The guy had to make album covers with scissors and glue. Band names by melting a thesaurus; venues by grace of God. There’s an art gallery hidden deeper within the complex. A while ago, so the story goes, Alek gets locked into some dark section of the old factory late at night by way of bandmates’ prank. An old man appears suddenly behind him and asks Alek what he’s doing there. He says he’s making music. “Come with me,” the guy says. He takes him through the maze to a place where the walls are framed with canvas yearnings and the roof is ribbed with steel pipes. The heart of the beast, named by way of transcontinental self-reference repeated: “Arté Art.” Alek asks the stranger if he wants him to bring bands into the place. The guy just nods. So I’m told.

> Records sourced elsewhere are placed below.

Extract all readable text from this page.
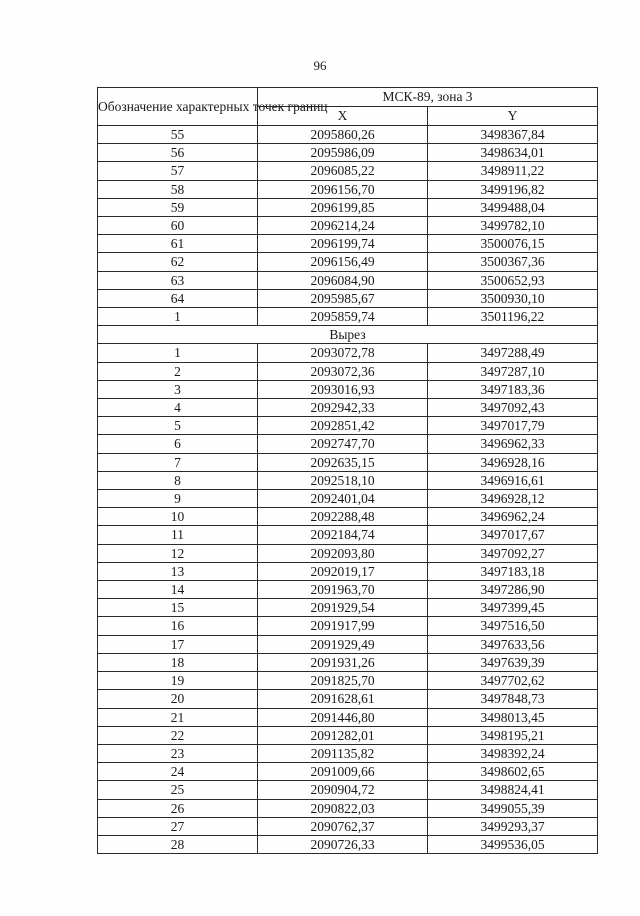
96
Обозначение характерных точек границ	МСК-89, зона 3	
	X	Y
55	2095860,26	3498367,84
56	2095986,09	3498634,01
57	2096085,22	3498911,22
58	2096156,70	3499196,82
59	2096199,85	3499488,04
60	2096214,24	3499782,10
61	2096199,74	3500076,15
62	2096156,49	3500367,36
63	2096084,90	3500652,93
64	2095985,67	3500930,10
1	2095859,74	3501196,22
Вырез		
1	2093072,78	3497288,49
2	2093072,36	3497287,10
3	2093016,93	3497183,36
4	2092942,33	3497092,43
5	2092851,42	3497017,79
6	2092747,70	3496962,33
7	2092635,15	3496928,16
8	2092518,10	3496916,61
9	2092401,04	3496928,12
10	2092288,48	3496962,24
11	2092184,74	3497017,67
12	2092093,80	3497092,27
13	2092019,17	3497183,18
14	2091963,70	3497286,90
15	2091929,54	3497399,45
16	2091917,99	3497516,50
17	2091929,49	3497633,56
18	2091931,26	3497639,39
19	2091825,70	3497702,62
20	2091628,61	3497848,73
21	2091446,80	3498013,45
22	2091282,01	3498195,21
23	2091135,82	3498392,24
24	2091009,66	3498602,65
25	2090904,72	3498824,41
26	2090822,03	3499055,39
27	2090762,37	3499293,37
28	2090726,33	3499536,05
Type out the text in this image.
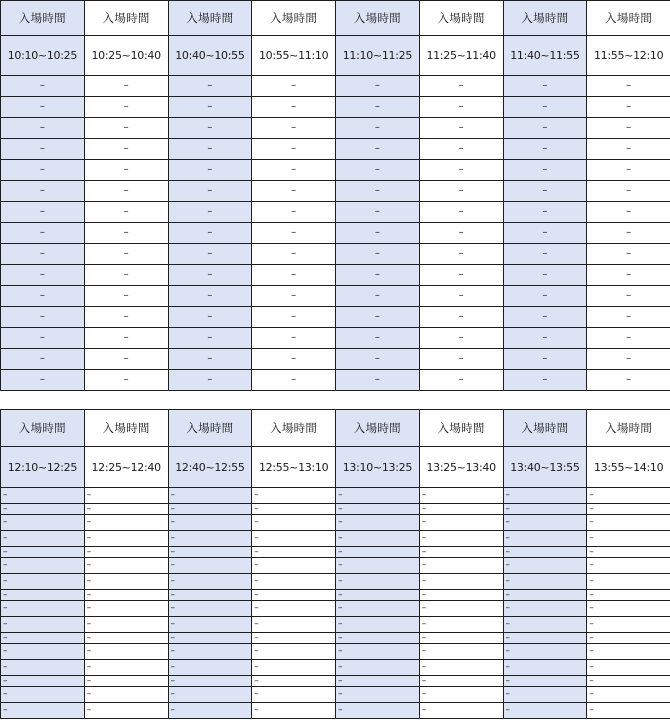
入場時間	入場時間	入場時間	入場時間	入場時間	入場時間	入場時間	入場時間
10:10~10:25	10:25~10:40	10:40~10:55	10:55~11:10	11:10~11:25	11:25~11:40	11:40~11:55	11:55~12:10
–	–	–	–	–	–	–	–
–	–	–	–	–	–	–	–
–	–	–	–	–	–	–	–
–	–	–	–	–	–	–	–
–	–	–	–	–	–	–	–
–	–	–	–	–	–	–	–
–	–	–	–	–	–	–	–
–	–	–	–	–	–	–	–
–	–	–	–	–	–	–	–
–	–	–	–	–	–	–	–
–	–	–	–	–	–	–	–
–	–	–	–	–	–	–	–
–	–	–	–	–	–	–	–
–	–	–	–	–	–	–	–
–	–	–	–	–	–	–	–
入場時間	入場時間	入場時間	入場時間	入場時間	入場時間	入場時間	入場時間
12:10~12:25	12:25~12:40	12:40~12:55	12:55~13:10	13:10~13:25	13:25~13:40	13:40~13:55	13:55~14:10
–	–	–	–	–	–	–	–
–	–	–	–	–	–	–	–
–	–	–	–	–	–	–	–
–	–	–	–	–	–	–	–
–	–	–	–	–	–	–	–
–	–	–	–	–	–	–	–
–	–	–	–	–	–	–	–
–	–	–	–	–	–	–	–
–	–	–	–	–	–	–	–
–	–	–	–	–	–	–	–
–	–	–	–	–	–	–	–
–	–	–	–	–	–	–	–
–	–	–	–	–	–	–	–
–	–	–	–	–	–	–	–
–	–	–	–	–	–	–	–
–	–	–	–	–	–	–	–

We sit on the couch discussing metaphysics over “Super Smash Brothers.” It’s miraculous enough that one of these piled screens can flicker to life in the first place. Beyond that, I can’t tell what’s going on. At some point, we’re struck by a conspicuous silence, the music from the practice room making itself known by its sudden absence. A man appears, long-haired and with a genuine expression. This fellow is called “Waking Up With Wolves.”  He navigates the room by memory, rummages like a geologist through the accumulated chaos of gatherings past — jackets and coffee mugs and assorted nothingness — and produces a rising-back chair from whence I know not, a priori by his magical whim. He conjures a Gibson acoustic in like fashion and arpeggiates upneck. On the third measure, Alek brings forth percussion from a hardwood table. Conversation follows in syncopated rhythm, and after a while I lose track of the meaning and all I hear is pure noise. It occurs to me that in Italian halls, Hong Kong alleys, and St. George storage units, musicians everywhere are privileged to that microcosm of creation: Let there be sound.

We come out to the parking lot for some reason. Headlights emerge from the offstage desert darkness, heralding dented sedans. Bearded musicians emerge alone and in pairs, seemingly without having coordinated their entrances beforehand, brought in by some absurd serendipity or following the traces of faint melody through the night. And you think you’ve seen it all. They greet emphatically, as if surprised to see one another. Men with ear-piercings and eschewed beanie caps, bearing the smell of cigarettes and coffee. Small towns run deep. There are worlds hidden within worlds, like Russian nesting dolls. Leaving the place, I wasn’t sure I was allowed to mention it. But they’re trying to get the word out: A few months ago Alek started a Facebook group called “Sotah,” inspired by an online guild of non-denominational emos and named for the third most obscure way you can abbreviate “southern Utah.”

There’s that dark old speakeasy, Jazzy’s, out on Bluff, and Arté Art in that old factory off Dixie Drive. Beyond that — so they say — the local sound reverberates in a smattering of basements, bonfires, steakhouses, and secret subterranean societies. But the scene is growing, and so is the city. Someday, St. George music will be out in the open air; for now, it’s blue-collar Americana shouted in the dark. There are no glittering neon signs, and the marquee is written with sticks in the dirt. You have to go out searching for yourself.